Der Tote mit meinem Namen - Von Jorge Semprún
"Ich werde mit seinem Namen leben, er wird mit dem meinen sterben. Kurz, er wird mir seinen Tod schenken, damit ich weiterleben kann." Jorge Semprún (1923-2011)
Jorge Semprún – 1923 in Madrid geboren und im Juni 2011 in Paris verstorben – war einer der großen spanischen Politiker und Literaten unserer Zeit.
Er ist der Ich-Erzähler dieses 2002 veröffentlichten Buches, das von seinen Erfahrungen im KZ Buchenwald berichtet. Gerade einmal zwei Tage im Winter 1944 umspannt der Erzählbogen, der aber immer wieder von Rückblenden, reflexiven Einschüben und Vorausblicken unterbrochen wird.

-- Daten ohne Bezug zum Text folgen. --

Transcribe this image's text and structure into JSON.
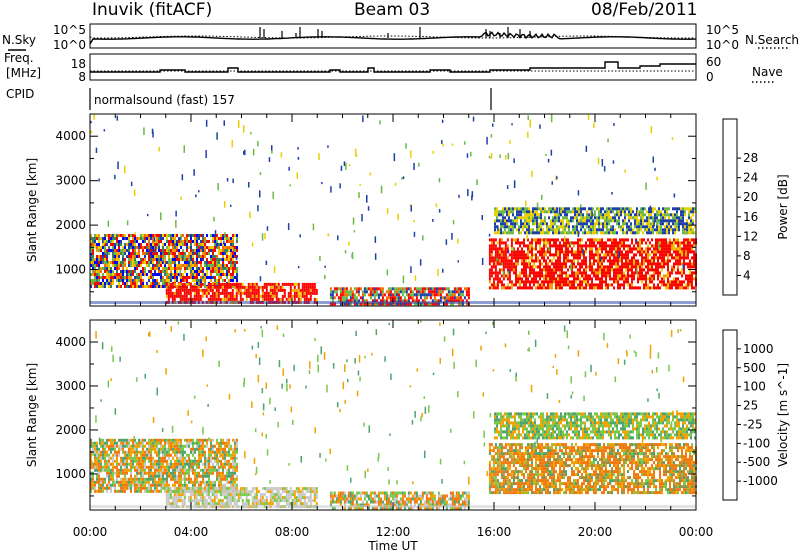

Semprún ist als politischer Gefangener eingebunden in die Kommunistische Partei, die sich auch im Konzentrationslager organisiert hat und geheim agiert. An einem Samstag warnen ihre Mitglieder den Ich-Erzähler: Aus Berlin habe die Gestapo des Lagers eine Anfrage zu Semprún erreicht. Das bedeutete in den meisten Fällen das Todesurteil – Deportation in ein Außenlager oder sofortige Exekution. Die Genossen wollen Semprún retten und hecken einen aberwitzigen Plan aus: Sie suchen einen "passenden" Sterbenden in der Krankenbaracke, dessen Identität Semprún annehmen soll. Am Sonntag wird wirklich der "Tote mit meinem Namen" gefunden, in der Nacht legt sich Semprún auf die Nachbarpritsche und begleitet ihn beim Sterben.

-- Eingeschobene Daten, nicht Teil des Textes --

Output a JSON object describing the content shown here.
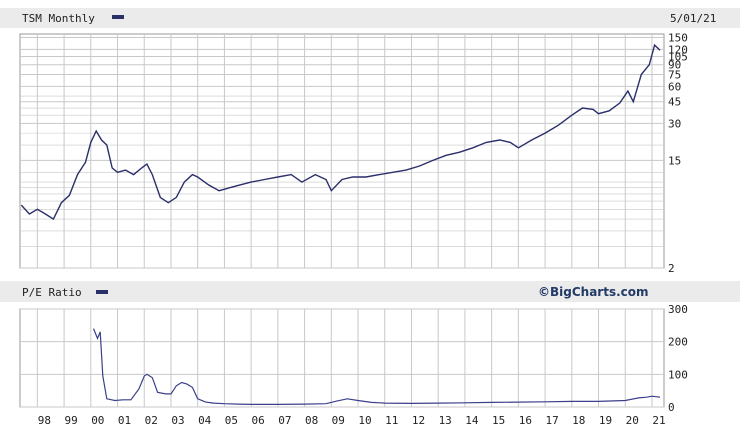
{
  "colors": {
    "header_band": "#ebebeb",
    "grid": "#c8c8c8",
    "price_line": "#2a2f6a",
    "pe_line": "#3b3f8a",
    "panel_border": "#9a9a9a"
  },
  "chart_data": [
    {
      "type": "line",
      "title": "TSM Monthly",
      "date_label": "5/01/21",
      "y_scale": "log",
      "ylim": [
        2,
        160
      ],
      "y_ticks": [
        "150",
        "120",
        "105",
        "90",
        "75",
        "60",
        "45",
        "30",
        "15",
        "2"
      ],
      "y_tick_values": [
        150,
        120,
        105,
        90,
        75,
        60,
        45,
        30,
        15,
        2
      ],
      "x_ticks": [
        "98",
        "99",
        "00",
        "01",
        "02",
        "03",
        "04",
        "05",
        "06",
        "07",
        "08",
        "09",
        "10",
        "11",
        "12",
        "13",
        "14",
        "15",
        "16",
        "17",
        "18",
        "19",
        "20",
        "21"
      ],
      "grid": true,
      "series": [
        {
          "x": [
            1997.4,
            1997.7,
            1998.0,
            1998.3,
            1998.6,
            1998.9,
            1999.2,
            1999.5,
            1999.8,
            2000.0,
            2000.2,
            2000.4,
            2000.6,
            2000.8,
            2001.0,
            2001.3,
            2001.6,
            2001.9,
            2002.1,
            2002.3,
            2002.6,
            2002.9,
            2003.2,
            2003.5,
            2003.8,
            2004.0,
            2004.4,
            2004.8,
            2005.2,
            2005.6,
            2006.0,
            2006.5,
            2007.0,
            2007.5,
            2007.9,
            2008.4,
            2008.8,
            2009.0,
            2009.4,
            2009.8,
            2010.3,
            2010.8,
            2011.3,
            2011.8,
            2012.3,
            2012.8,
            2013.3,
            2013.8,
            2014.3,
            2014.8,
            2015.3,
            2015.7,
            2016.0,
            2016.5,
            2017.0,
            2017.5,
            2018.0,
            2018.4,
            2018.8,
            2019.0,
            2019.4,
            2019.8,
            2020.1,
            2020.3,
            2020.6,
            2020.9,
            2021.1,
            2021.3
          ],
          "y": [
            6.5,
            5.5,
            6.0,
            5.5,
            5.0,
            6.8,
            7.8,
            11.5,
            14.5,
            21.0,
            26.0,
            22.0,
            20.0,
            13.0,
            12.0,
            12.5,
            11.5,
            13.0,
            14.0,
            11.5,
            7.5,
            6.8,
            7.5,
            10.0,
            11.5,
            11.0,
            9.5,
            8.5,
            9.0,
            9.5,
            10.0,
            10.5,
            11.0,
            11.5,
            10.0,
            11.5,
            10.5,
            8.5,
            10.5,
            11.0,
            11.0,
            11.5,
            12.0,
            12.5,
            13.5,
            15.0,
            16.5,
            17.5,
            19.0,
            21.0,
            22.0,
            21.0,
            19.0,
            22.0,
            25.0,
            29.0,
            35.0,
            40.0,
            39.0,
            36.0,
            38.0,
            44.0,
            55.0,
            45.0,
            75.0,
            90.0,
            130.0,
            118.0
          ]
        }
      ]
    },
    {
      "type": "line",
      "title": "P/E Ratio",
      "brand": "©BigCharts.com",
      "ylim": [
        0,
        300
      ],
      "y_ticks": [
        "300",
        "200",
        "100",
        "0"
      ],
      "y_tick_values": [
        300,
        200,
        100,
        0
      ],
      "grid": true,
      "series": [
        {
          "x": [
            2000.1,
            2000.25,
            2000.35,
            2000.45,
            2000.6,
            2000.9,
            2001.2,
            2001.5,
            2001.8,
            2002.0,
            2002.1,
            2002.3,
            2002.5,
            2002.8,
            2003.0,
            2003.2,
            2003.4,
            2003.6,
            2003.8,
            2004.0,
            2004.3,
            2004.6,
            2005.0,
            2005.5,
            2006.0,
            2007.0,
            2008.0,
            2008.8,
            2009.2,
            2009.6,
            2010.0,
            2010.5,
            2011.0,
            2012.0,
            2013.0,
            2014.0,
            2015.0,
            2016.0,
            2017.0,
            2018.0,
            2019.0,
            2020.0,
            2020.5,
            2020.8,
            2021.0,
            2021.3
          ],
          "y": [
            240,
            210,
            230,
            95,
            25,
            20,
            22,
            22,
            55,
            95,
            100,
            90,
            45,
            40,
            40,
            65,
            75,
            70,
            60,
            25,
            15,
            12,
            10,
            9,
            8,
            8,
            9,
            10,
            18,
            25,
            20,
            14,
            12,
            11,
            12,
            13,
            14,
            15,
            16,
            17,
            17,
            20,
            28,
            30,
            33,
            30
          ]
        }
      ]
    }
  ]
}
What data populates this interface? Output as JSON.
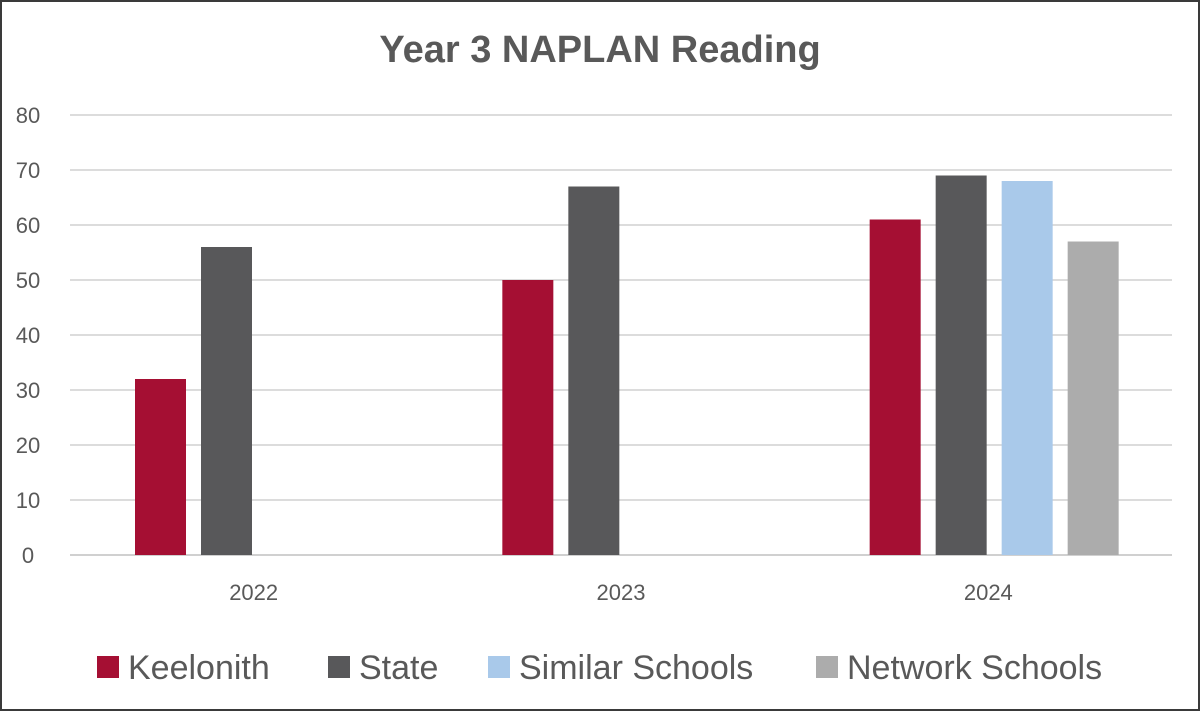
{
  "chart_data": {
    "type": "bar",
    "title": "Year 3 NAPLAN Reading",
    "xlabel": "",
    "ylabel": "",
    "categories": [
      "2022",
      "2023",
      "2024"
    ],
    "ylim": [
      0,
      80
    ],
    "yticks": [
      0,
      10,
      20,
      30,
      40,
      50,
      60,
      70,
      80
    ],
    "grid": true,
    "legend_position": "bottom",
    "series": [
      {
        "name": "Keelonith",
        "color": "#a50f33",
        "values": [
          32,
          50,
          61
        ]
      },
      {
        "name": "State",
        "color": "#58585a",
        "values": [
          56,
          67,
          69
        ]
      },
      {
        "name": "Similar Schools",
        "color": "#a9c9ea",
        "values": [
          null,
          null,
          68
        ]
      },
      {
        "name": "Network Schools",
        "color": "#acacac",
        "values": [
          null,
          null,
          57
        ]
      }
    ]
  }
}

Dieses grausame Wochenende bildet die Folie für Semprúns so berührend wie grässlichen Einblick in die Vernichtungsmaschinerie der Nazis. Unvergesslich etwa seine Schilderung der Zwangsarbeiten im Steinbruch, wo die Gefangenen damit gequält werden, zu schwere Felsbrocken von einer Seite zur anderen und wieder zurück zu schleppen. Semprún beschreibt die entwürdigenden Zustände in den Gemeinschaftslatrinen, die menschenverachtende Kommandostruktur auch innerhalb der Gefangenen (sie wurden unterteilt in "Kapos", "Prominente", "Plebs" und "Muselmänner") oder seinen anrührenden Versuch, einen der "Muselmänner", wie die körperlich Schwächsten genannt wurden, mit Literaturzitaten und menschlicher Wärme aus seiner hoffnungslosen Lethargie zu reißen.
Dabei benutzt der Autor eine neutrale, dennoch eindringliche Sprache und reflektiert auch aus seiner Gegenwart heraus. Beispielsweise betont Semprún, wie merkwürdig es für ihn sei, wenn er auf Lesereisen angezweifelt werde: Ihm, den Zeitzeugen, glaube man etwa nicht, dass den Internierten in Buchenwald eine umfangreiche Bibliothek zur Verfügung stand.
Jorge Semprún gelingt mit "Der Tote mit meinem Namen" etwas, das den Text von anderen autobiografischen Berichten zu diesem Thema unterscheidet: Er verschiebt die Grenzen der Gattungen und macht aus einem Lebensbericht einen spannungsgeladenen Roman. Semprún erschafft einen Text, der nicht nur als erschütterndes Zeugnis funktioniert, sondern als große Literatur. Dieses Ziel erreicht er nicht nur mittels des ungewöhnlichen Spannungsbogens, sondern auch durch die Lebendigkeit seiner Figuren. Mit Menschlichkeit, Mitgefühl und Dankbarkeit setzt Semprún seinen Mitgefangenen ein Denkmal und fördert so Identifikationsmöglichkeiten, wie sie sonst eher in rein fiktiven Texten möglich sind. Semprún selbst formuliert es so: "Was ich nicht geschrieben habe, ist, als hätte ich es nicht erlebt. Schreiben ist für mich sowohl Widerhall des Bewusstseins als auch Widerhall der Existenz. Deshalb ist das Geschriebene realer als die tatsächliche Erfahrung."
Wer sich auf dieses Buch einlässt – oder auf seine früheren Bücher wie "Die große Reise" von 1963 und das 1980 erschienene "Was für ein schöner Sonntag!" – wird diese "tatsächliche Erfahrung" des Geschriebenen spüren. Und als Geschenk empfinden.